敬虔なユダヤ教徒は、シャバットの期間中は
・車に乗らない
・料理は作らない
・電気器具などを使用しない(スイッチに触れない。スイッチに触れること、ボタンを押すなども「労働」にみなされる)
・ペンを持たない
・お金を使わない、等々の行為をせず、何かいま巷でいわれている「ステイホーム」ではありませんが、その日を自宅過ごします。
極端な例では、外出した際に横断歩道のボタン、またはエレベーターの階数ボタンを押す必要がある場合でも、そのこと自体が「労働」にあてはまるので、
他の人に押してもらう、またはそのような人が現れるまで待つ、といったケースもあります。
お店や交通機関も金曜の日没が近くなると共に店じまいをしたり、運行本数が少なくなっていき、町の中は静かになっていきます。
とはいっても街中が全てそうなるわけではなく、無宗教である人たちなどは普通に働いていますし、インフラやホテルなども通常通リ営業しています。
スポーツやダンスなども禁止されている、と言われていますが「安息日に喜びを与えるものだから」として、野球や水泳などのスポーツを”控え目”という制限付きで許すという解釈もあります。
良い例ではありませんが、戦争中に「安息日」だからと言って相手も休んでくれる訳はありませんから、規定を守らなくても許されます。
ユダヤ教徒の服装
超正統派のユダヤ教徒は服装ですぐにわかります。
男性は、黒い帽子、コート、ズボンとその統一感に思わず圧倒されてしまいます。
また髭を伸ばしている人も多くいますが、その服装やもみあげの長さ等でどの宗派なのかわかるそうです。

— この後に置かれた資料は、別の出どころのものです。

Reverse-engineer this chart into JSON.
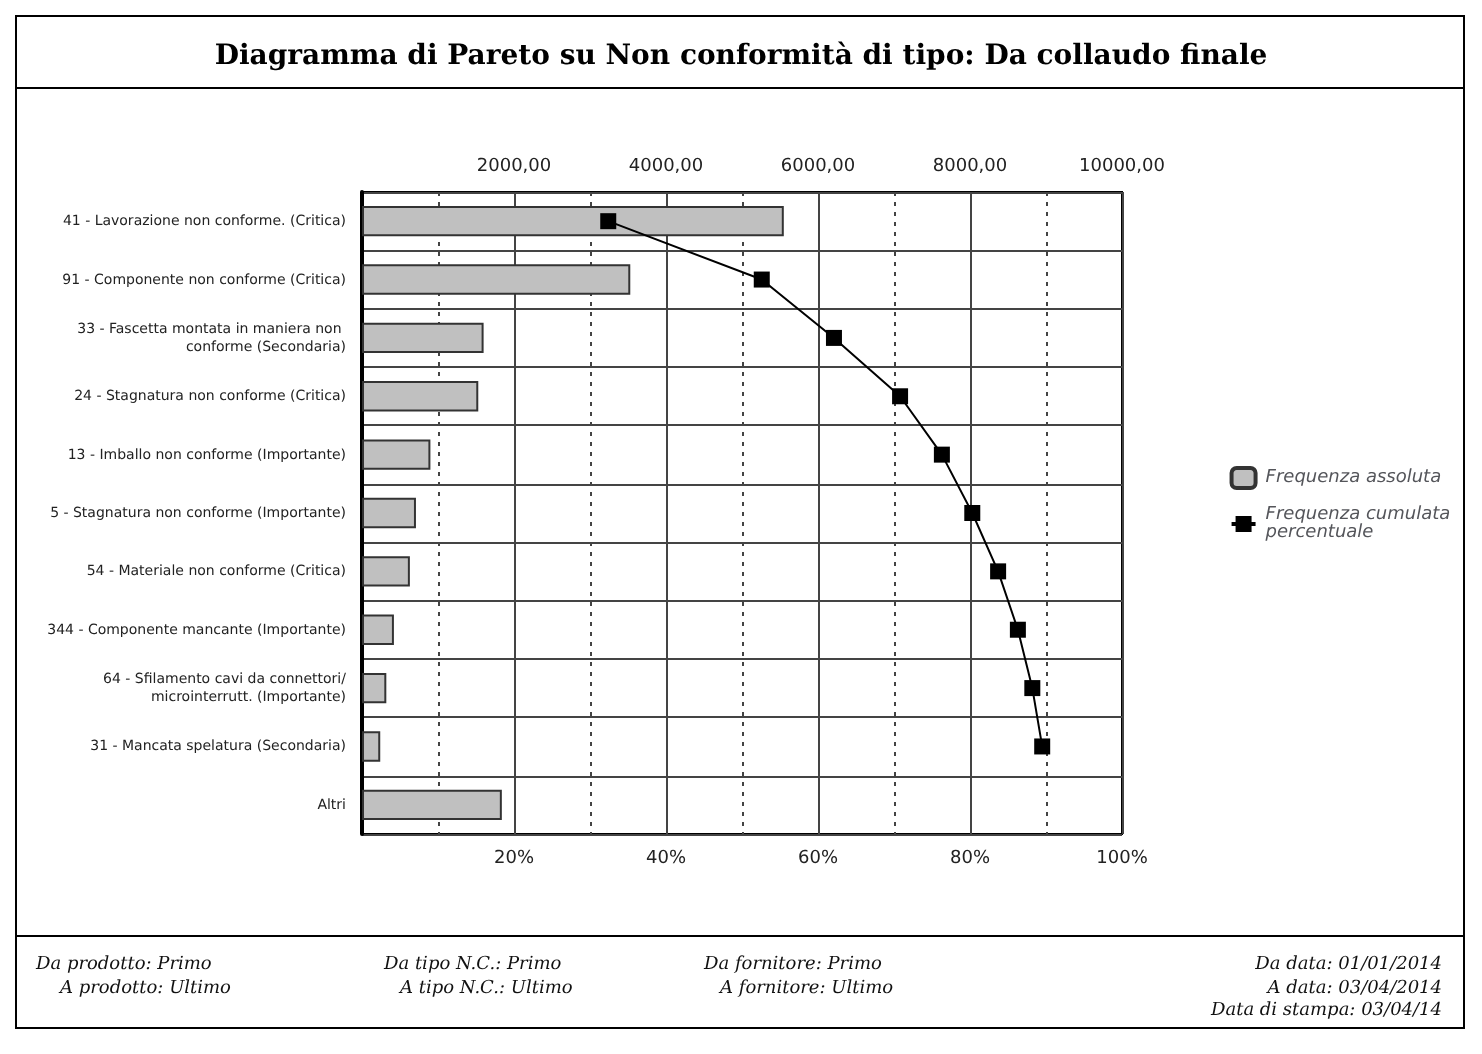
{
  "chart_data": {
    "type": "bar",
    "orientation": "horizontal",
    "title": "Diagramma di Pareto su Non conformità di tipo: Da collaudo finale",
    "categories": [
      "41 - Lavorazione non conforme. (Critica)",
      "91 - Componente non conforme (Critica)",
      "33 - Fascetta montata in maniera non conforme (Secondaria)",
      "24 - Stagnatura non conforme (Critica)",
      "13 - Imballo non conforme (Importante)",
      "5 - Stagnatura non conforme (Importante)",
      "54 - Materiale non conforme (Critica)",
      "344 - Componente mancante (Importante)",
      "64 - Sfilamento cavi da connettori/microinterrutt. (Importante)",
      "31 - Mancata spelatura (Secondaria)",
      "Altri"
    ],
    "series": [
      {
        "name": "Frequenza assoluta",
        "axis": "x2",
        "color": "#c0c0c0",
        "values": [
          5550,
          3530,
          1600,
          1530,
          900,
          710,
          630,
          420,
          320,
          240,
          1840
        ]
      },
      {
        "name": "Frequenza cumulata percentuale",
        "type": "line",
        "color": "#000000",
        "marker": "square",
        "line_style": "solid",
        "values": [
          32.4,
          52.6,
          62.1,
          70.8,
          76.3,
          80.3,
          83.7,
          86.3,
          88.2,
          89.5,
          null
        ]
      }
    ],
    "xlim": [
      0,
      100
    ],
    "xticks": [
      {
        "value": 20,
        "label": "20%"
      },
      {
        "value": 40,
        "label": "40%"
      },
      {
        "value": 60,
        "label": "60%"
      },
      {
        "value": 80,
        "label": "80%"
      },
      {
        "value": 100,
        "label": "100%"
      }
    ],
    "x2lim": [
      0,
      10000
    ],
    "x2ticks": [
      {
        "value": 2000,
        "label": "2000,00"
      },
      {
        "value": 4000,
        "label": "4000,00"
      },
      {
        "value": 6000,
        "label": "6000,00"
      },
      {
        "value": 8000,
        "label": "8000,00"
      },
      {
        "value": 10000,
        "label": "10000,00"
      }
    ],
    "grid": true,
    "legend": "right",
    "annotations": [
      "Da prodotto: Primo",
      "A prodotto: Ultimo",
      "Da tipo N.C.: Primo",
      "A tipo N.C.: Ultimo",
      "Da fornitore: Primo",
      "A fornitore: Ultimo",
      "Da data: 01/01/2014",
      "A data: 03/04/2014",
      "Data di stampa: 03/04/14"
    ]
  }
}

女性は、詰まった襟にロングスカート基本です。教義では「髪の毛は男性を魅了する」と考えられているため、既婚女性はスカーフで隠したり、
かつらを被ったりする人もいるそうです。
一般のユダヤ教徒の服装は特に決まっている訳ではなく、一般の服装ですごしていますが頭に「キッパ」を付けているのですぐにわかります。
一部の職場でも、ユダヤ教徒の人達は午後3時位から20分ぐらい仕事を抜け出して、職場内にある礼拝所で礼拝を行います。
現地の人から聞いた話ですが、超正統派のユダヤ教徒の中には、仕事をせずに「シナゴーグへ行って礼拝をする」ことを生業としている(プロのユダヤ教徒ともいうべき?)人達がおり、生活の維持に必要な最低限の補助を国から受けています。
街中でもそれらしき人達を見かけることがあり、服装があまり小綺麗ではなく、住居も路地の奥の方にあります。
一部には彼らが国からの補助で生活していることに不満を持ち、「税金泥棒」として忌み嫌っている人達もいるそうです。
まとめ
日本ではこれほど生活の中に宗教の規律は入り込んでいないために、ご覧になった方の中には、「イスラエル国民はずいぶんと窮屈な生活をしているのだな」と感じるかたもいらっしゃるかもしれません。しかし国外からの移民やユダヤ教徒ではない人達などは、こういった決まりに縛られずに自由な生活を楽しんでいる人達も沢山います。